И будь я на твоем месте, я бы не хотел, чтобы меня любили не за то, что я есть. Человеку ни к чему обнажать свою жизнь перед миром. Мир ничего не понимает. Но люди, чья любовь тебе дорога, - это другое дело. Мой большой друг - нашей дружбе уже десять лет - недавно посетил меня здесь и сказал, что не верит ни единому слову, сказанному против меня, и хочет, чтобы я знал, что в его глазах я ни в чем не повинен - я просто жертва чудовищного заговора, сфабрикованного твоим отцом. Услышав это, я залился слезами и ответил ему, что, несмотря на то что в недвусмысленных обвинениях твоего отца было много лжи, много приписанного мне отвратительным злопыхательством, но все же моя жизнь была полна извращенных наслаждений и странных страстей, и если он не сможет взглянуть в лицо фактам и полностью осознать их, дружба с ним для меня будет уже невозможна и встречаться с ним я не смогу. Для него это был ужасный удар, но мы остались друзьями, и я не пытался завоевать эту дружбу притворством и лицемерием. Я сказал тебе, что высказывать правду - мучительно. Обречь себя на вынужденную ложь - много хуже.
Вспоминаю, как я, сидя на скамье подсудимых во время последнего заседания суда, слушал ужасные обвинения, которые бросал мне Локвуд - в этом было нечто тацитовское, это было похоже на строки из Данте, на обличительную речь Савонаролы против папства в Риме, - и услышанное повергало меня в болезненный ужас. Но вдруг мне пришло в голову: "Как это было бы прекрасно, если бы я сам говорил это о себе!" Я внезапно понял, совершенно несущественно, что говорят о человеке. Важно одно - кто это говорит. Я нисколько не сомневаюсь, что высочайший момент в жизни человека - когда он падает на колени во прах и бьет себя в грудь, и исповедуется во всех грехах своих. Это относится и к тебе. Ты был бы гораздо счастливее, если бы сам рассказал своей матери хоть бы кое-что о своей жизни. Я довольно много рассказал ей в декабре 1893 года, но, само собой разумеется, мне приходилось ограничиваться общими местами и о многом умалчивать. И это никак не придало ей смелости в отношениях с тобой. Наоборот. Она отворачивалась от правды еще более упорно, чем раньше. Если бы ты все рассказал ей сам, все обернулось бы иначе. Быть может, мои слова часто кажутся тебе слишком резкими. Но от фактов ты не можешь отпереться. Все обстояло именно так, как я говорил, и если ты прочел это письмо с подобающим вниманием, ты встретился с самим собой лицом к лицу.

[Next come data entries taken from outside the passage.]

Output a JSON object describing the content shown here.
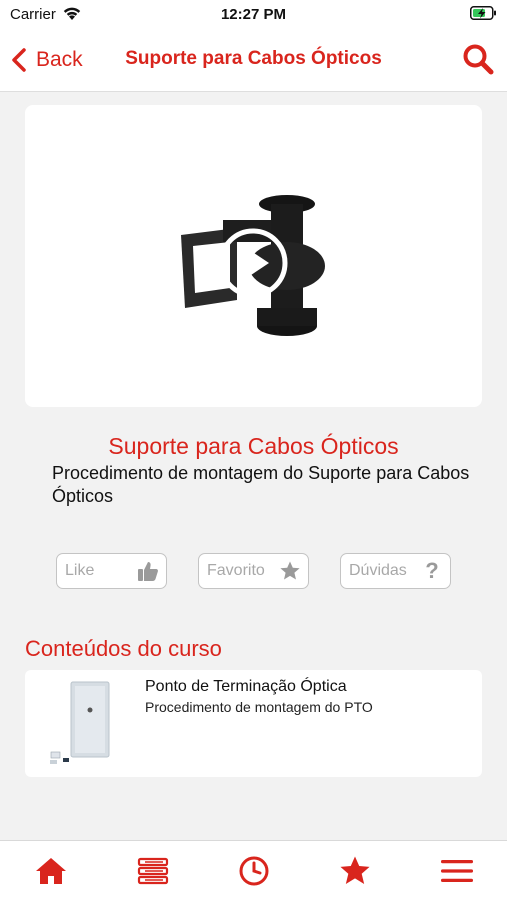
{
  "status_bar": {
    "carrier": "Carrier",
    "time": "12:27 PM"
  },
  "nav": {
    "back_label": "Back",
    "title": "Suporte para Cabos Ópticos"
  },
  "course": {
    "title": "Suporte para Cabos Ópticos",
    "description": "Procedimento de montagem do Suporte para Cabos Ópticos"
  },
  "actions": {
    "like_label": "Like",
    "favorite_label": "Favorito",
    "questions_label": "Dúvidas",
    "questions_icon": "?"
  },
  "contents": {
    "section_title": "Conteúdos do curso",
    "items": [
      {
        "title": "Ponto de Terminação Óptica",
        "subtitle": "Procedimento de montagem do PTO"
      }
    ]
  },
  "colors": {
    "accent": "#d9251d",
    "background": "#f2f2f2",
    "card": "#ffffff",
    "button_border": "#c4c4c4",
    "button_text": "#a8a8a8"
  },
  "icons": {
    "nav": [
      "back-chevron-icon",
      "search-icon"
    ],
    "actions": [
      "thumbs-up-icon",
      "star-icon",
      "question-icon"
    ],
    "tabs": [
      "home-icon",
      "library-icon",
      "clock-icon",
      "star-icon",
      "menu-icon"
    ]
  }
}
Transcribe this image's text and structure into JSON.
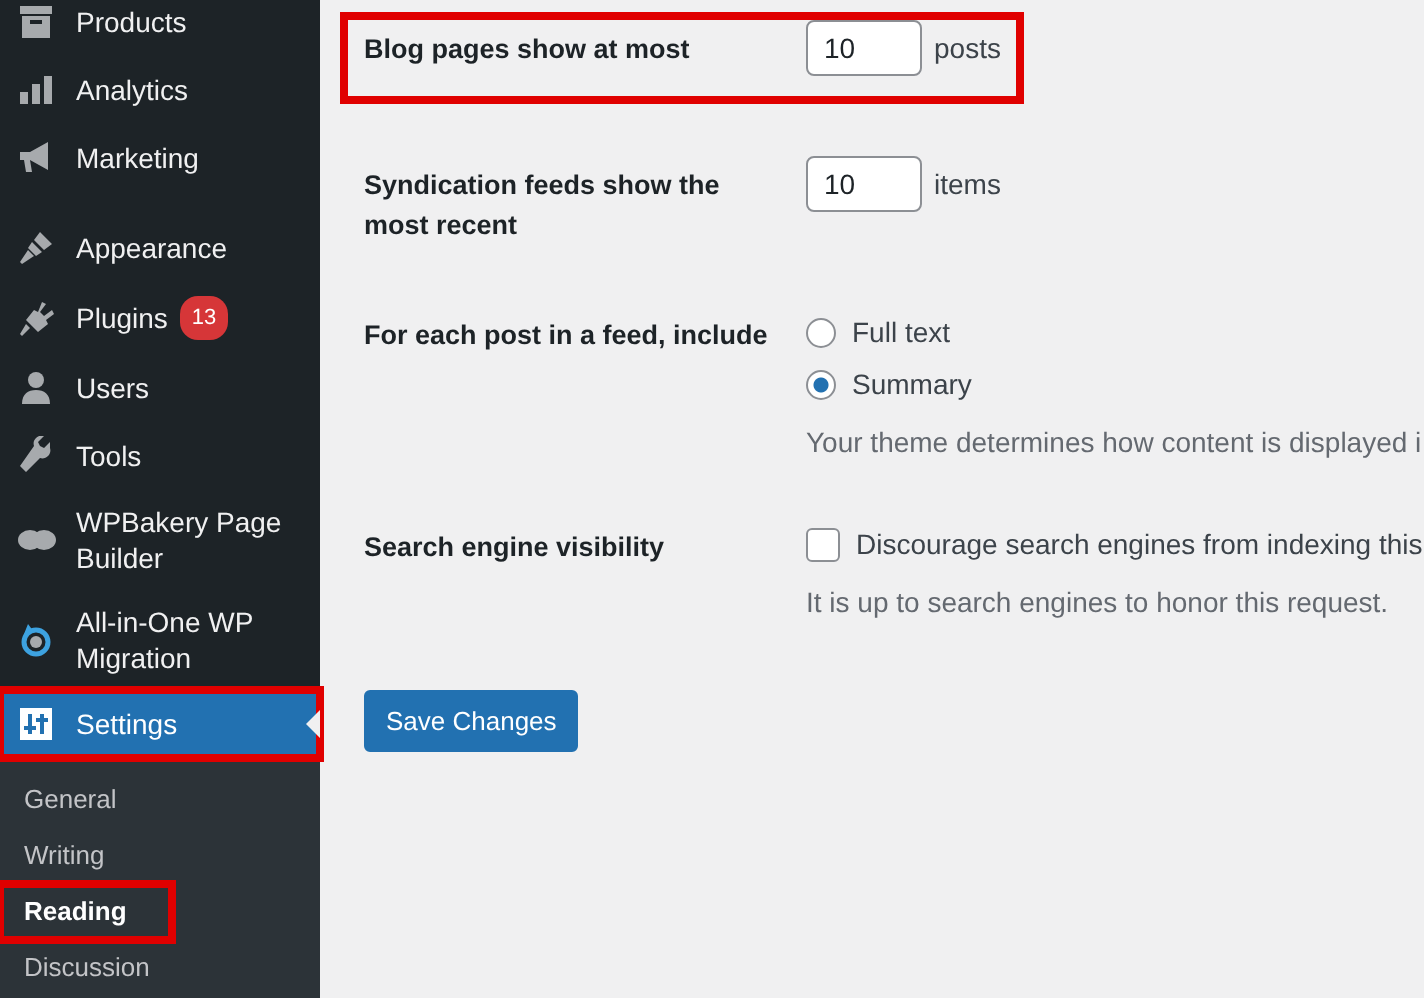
{
  "sidebar": {
    "groups": [
      [
        {
          "label": "Products",
          "selected": false,
          "highlighted": false
        },
        {
          "label": "Analytics",
          "selected": false,
          "highlighted": false
        },
        {
          "label": "Marketing",
          "selected": false,
          "highlighted": false
        }
      ],
      [
        {
          "label": "Appearance",
          "selected": false,
          "highlighted": false
        },
        {
          "label": "Plugins",
          "badge": "13",
          "selected": false,
          "highlighted": false
        },
        {
          "label": "Users",
          "selected": false,
          "highlighted": false
        },
        {
          "label": "Tools",
          "selected": false,
          "highlighted": false
        },
        {
          "label": "WPBakery Page Builder",
          "selected": false,
          "highlighted": false
        },
        {
          "label": "All-in-One WP Migration",
          "selected": false,
          "highlighted": false
        },
        {
          "label": "Settings",
          "selected": true,
          "highlighted": true
        }
      ]
    ],
    "submenu": [
      {
        "label": "General",
        "selected": false,
        "highlighted": false
      },
      {
        "label": "Writing",
        "selected": false,
        "highlighted": false
      },
      {
        "label": "Reading",
        "selected": true,
        "highlighted": true
      },
      {
        "label": "Discussion",
        "selected": false,
        "highlighted": false
      }
    ]
  },
  "settings": [
    {
      "kind": "number",
      "label": "Blog pages show at most",
      "value": "10",
      "unit": "posts",
      "highlighted": true
    },
    {
      "kind": "number",
      "label": "Syndication feeds show the most recent",
      "value": "10",
      "unit": "items",
      "highlighted": false
    },
    {
      "kind": "radio",
      "label": "For each post in a feed, include",
      "options": [
        {
          "label": "Full text",
          "selected": false
        },
        {
          "label": "Summary",
          "selected": true
        }
      ],
      "description": "Your theme determines how content is displayed i"
    },
    {
      "kind": "checkbox",
      "label": "Search engine visibility",
      "option": "Discourage search engines from indexing this",
      "checked": false,
      "description": "It is up to search engines to honor this request."
    }
  ],
  "save_button": "Save Changes"
}
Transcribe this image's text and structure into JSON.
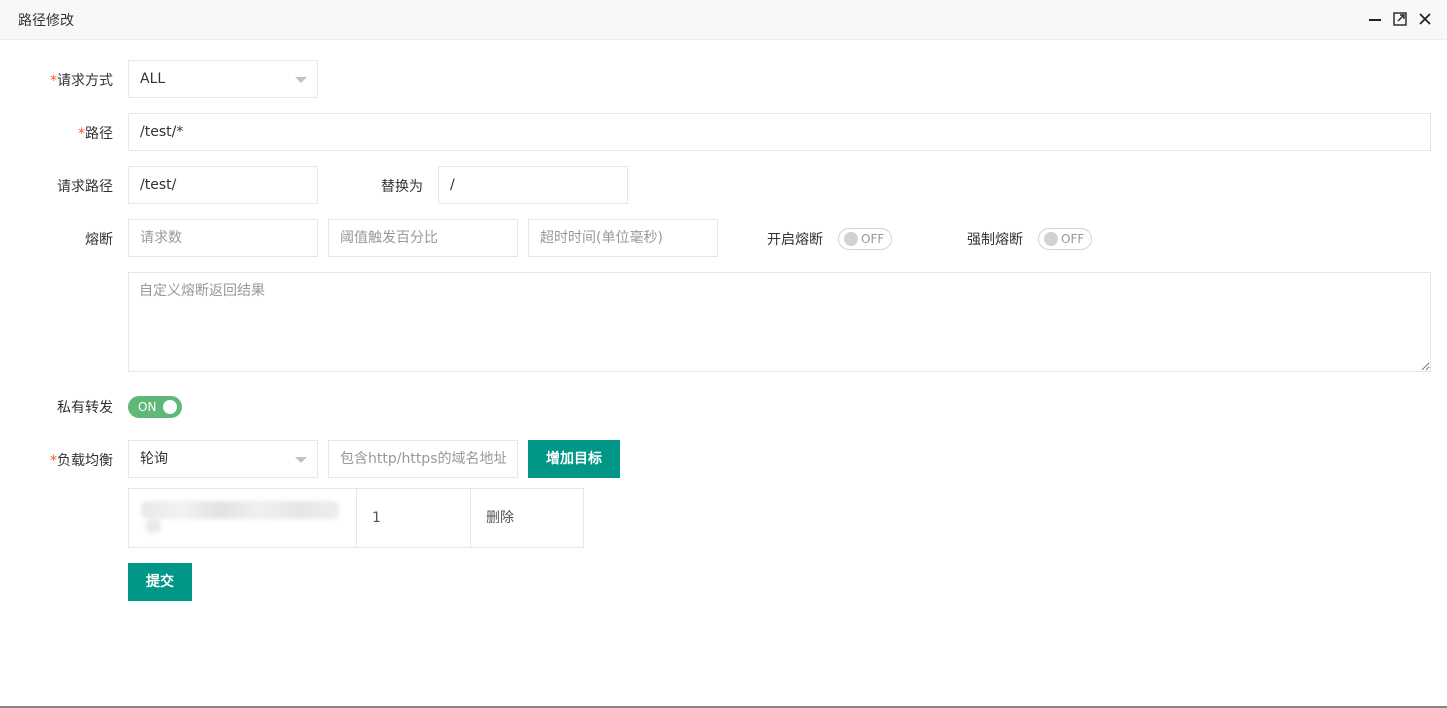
{
  "window": {
    "title": "路径修改"
  },
  "form": {
    "method": {
      "label": "请求方式",
      "value": "ALL"
    },
    "path": {
      "label": "路径",
      "value": "/test/*"
    },
    "request_path": {
      "label": "请求路径",
      "value": "/test/",
      "replace_label": "替换为",
      "replace_value": "/"
    },
    "circuit_breaker": {
      "label": "熔断",
      "request_count_placeholder": "请求数",
      "threshold_placeholder": "阈值触发百分比",
      "timeout_placeholder": "超时时间(单位毫秒)",
      "enable_label": "开启熔断",
      "enable_state": "OFF",
      "force_label": "强制熔断",
      "force_state": "OFF",
      "custom_result_placeholder": "自定义熔断返回结果"
    },
    "private_forward": {
      "label": "私有转发",
      "state": "ON"
    },
    "load_balance": {
      "label": "负载均衡",
      "strategy": "轮询",
      "domain_placeholder": "包含http/https的域名地址",
      "add_target_label": "增加目标",
      "targets": [
        {
          "address": "",
          "weight": "1",
          "action": "删除"
        }
      ]
    },
    "submit_label": "提交"
  },
  "colors": {
    "primary": "#009688",
    "switch_on": "#5fb878",
    "required_mark": "#ff5722"
  }
}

Я написал тебе так много и подробно, чтобы ты понял, чем ты был для меня до моего заточения, все три года, пока тянулась эта роковая дружба; чем ты был для меня во время моего заточения, срок которого уже истекает почти через два месяца; и каким я надеюсь стать по отношению к другим и к самому себе, когда выйду на волю. Я не могу ни переделывать, ни переписывать это письмо. Прими его таким, как есть, со следами слез на многих страницах, со следами страсти или боли - на других, и постарайся понять его как можно лучше - со всеми кляксами, поправками и прочим. Все поправки и перечеркивания я позволил себе для того, чтобы выразить свои мысли в словах, которые бы абсолютно им соответствовали и не грешили бы ни чрезмерностью, ни невнятицей. Слово нужно настраивать, как скрипку: и подобно тому как излишек или недостаток вибраций в голосе певца или в дрожании струны дают фальшивую ноту, чрезмерность или недостаток в словах мешают выразить мысль. Но как бы то ни было, мое письмо, во всяком случае, в каждой отдельной фразе выражает определенную мысль. В нем нет никакой риторики. И если я перечеркиваю или исправляю слова - как бы незначительны и придирчивы ни были эти поправки, - то лишь потому, что стараюсь передать свое истинное впечатление, найти точный эквивалент своему настроению.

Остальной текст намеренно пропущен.